Its name may sound nice and its flower spikes attractive, but beware! Velvetgrass is a native plant of Europe but has colonized much of the western United States. As an invasive species, getting rid of velvetgrass will help encourage native grasses and prevent it from spreading. Velvetgrass is a common weed in lawns, ditches, disturbed soil, and even cropland. Keep reading for some tips on velvetgrass control.
What are Velvetgrass Weeds?
Velvetgrass is great at stabilizing soil, but because it isn’t native to North America, other indigenous grasses should be established. That means eradicating velvetgrass weeds wherever they are found.
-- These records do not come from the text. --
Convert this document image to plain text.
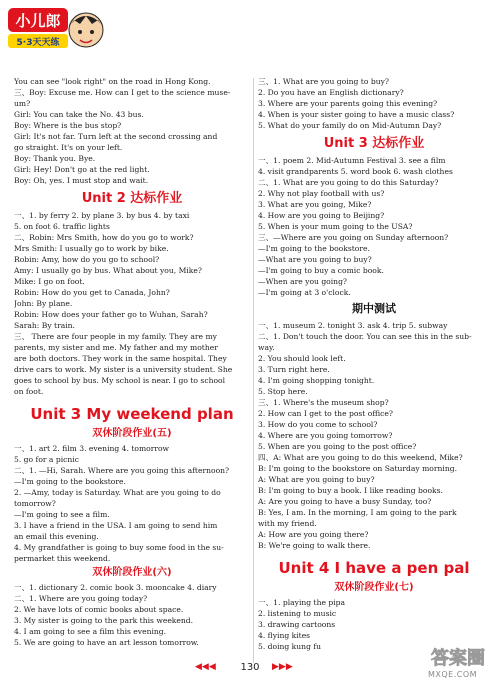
小儿郎
5·3天天练
You can see "look right" on the road in Hong Kong.
三、Boy: Excuse me. How can I get to the science muse-
um?
Girl: You can take the No. 43 bus.
Boy: Where is the bus stop?
Girl: It's not far. Turn left at the second crossing and
go straight. It's on your left.
Boy: Thank you. Bye.
Girl: Hey! Don't go at the red light.
Boy: Oh, yes. I must stop and wait.
Unit 2 达标作业
一、1. by ferry 2. by plane 3. by bus 4. by taxi
5. on foot 6. traffic lights
二、Robin: Mrs Smith, how do you go to work?
Mrs Smith: I usually go to work by bike.
Robin: Amy, how do you go to school?
Amy: I usually go by bus. What about you, Mike?
Mike: I go on foot.
Robin: How do you get to Canada, John?
John: By plane.
Robin: How does your father go to Wuhan, Sarah?
Sarah: By train.
三、 There are four people in my family. They are my
parents, my sister and me. My father and my mother
are both doctors. They work in the same hospital. They
drive cars to work. My sister is a university student. She
goes to school by bus. My school is near. I go to school
on foot.
Unit 3 My weekend plan
双休阶段作业(五)
一、1. art 2. film 3. evening 4. tomorrow
5. go for a picnic
二、1. —Hi, Sarah. Where are you going this afternoon?
—I'm going to the bookstore.
2. —Amy, today is Saturday. What are you going to do
tomorrow?
—I'm going to see a film.
3. I have a friend in the USA. I am going to send him
an email this evening.
4. My grandfather is going to buy some food in the su-
permarket this weekend.
双休阶段作业(六)
一、1. dictionary 2. comic book 3. mooncake 4. diary
二、1. Where are you going today?
2. We have lots of comic books about space.
3. My sister is going to the park this weekend.
4. I am going to see a film this evening.
5. We are going to have an art lesson tomorrow.
三、1. What are you going to buy?
2. Do you have an English dictionary?
3. Where are your parents going this evening?
4. When is your sister going to have a music class?
5. What do your family do on Mid-Autumn Day?
Unit 3 达标作业
一、1. poem 2. Mid-Autumn Festival 3. see a film
4. visit grandparents 5. word book 6. wash clothes
二、1. What are you going to do this Saturday?
2. Why not play football with us?
3. What are you going, Mike?
4. How are you going to Beijing?
5. When is your mum going to the USA?
三、—Where are you going on Sunday afternoon?
—I'm going to the bookstore.
—What are you going to buy?
—I'm going to buy a comic book.
—When are you going?
—I'm going at 3 o'clock.
期中测试
一、1. museum 2. tonight 3. ask 4. trip 5. subway
二、1. Don't touch the door. You can see this in the sub-
way.
2. You should look left.
3. Turn right here.
4. I'm going shopping tonight.
5. Stop here.
三、1. Where's the museum shop?
2. How can I get to the post office?
3. How do you come to school?
4. Where are you going tomorrow?
5. When are you going to the post office?
四、A: What are you going to do this weekend, Mike?
B: I'm going to the bookstore on Saturday morning.
A: What are you going to buy?
B: I'm going to buy a book. I like reading books.
A: Are you going to have a busy Sunday, too?
B: Yes, I am. In the morning, I am going to the park
with my friend.
A: How are you going there?
B: We're going to walk there.
Unit 4 I have a pen pal
双休阶段作业(七)
一、1. playing the pipa
2. listening to music
3. drawing cartoons
4. flying kites
5. doing kung fu
◀◀◀	130	▶▶▶	答案圈
MXQE.COM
If it is allowed to persist, it will spread rapidly, inhibiting the growth of tree seedlings and native plants.
Common velvetgrass (Holcus lanatus) is a tufted perennial grass. The foliage is grayish green and the stems are slightly flattened. Both stems and leaves are lightly hairy. It flowers from spring through fall with purplish-pink spikes. Seeds are wind born and can spread far from the parent plant, and will germinate in almost any soil and exposure.
The weed is most common in Canada and the western states, where it was introduced in the 1800s as a forage grass. The grass is also known as Yorkshire fog, creeping soft grass, and woolly soft grass, among other monikers.
It is not uncommon to find patches of velvetgrass in lawns. Once it gets a foothold, the weed can be a nightmare to conquer. Common velvetgrass does not spread by stolons or rhizomes, but the prolific, lightweight seed is easily dispersed, quickly colonizing areas of turfgrass. With a little irrigation, the seed can germinate in almost any conditions.
The best defense is a thick, healthy lawn that will not allow interloping species of grass and weeds. Mow at the right height for your turfgrass and apply both nitrogen at the correct time and soil tests that can determine pH and fertility.
Getting rid of velvetgrass by hand pulling is effective. Of course, this only works where the weed is present in small concentrations. Frequent mowing or grazing is also effective in preventing the spread, by removing the flower heads and the subsequent seed.
As a last resort, you might also try spot applications of glyphosate or atrazine and diuron. Because these are non-selective, use care when applying. Make sure the day is wind free and apply at the rates recommended by the manufacturer. Use protective clothing and obey the package cautions.
Note: Chemical control should only be used as a last resort, as organic approaches are safer and more environmentally friendly.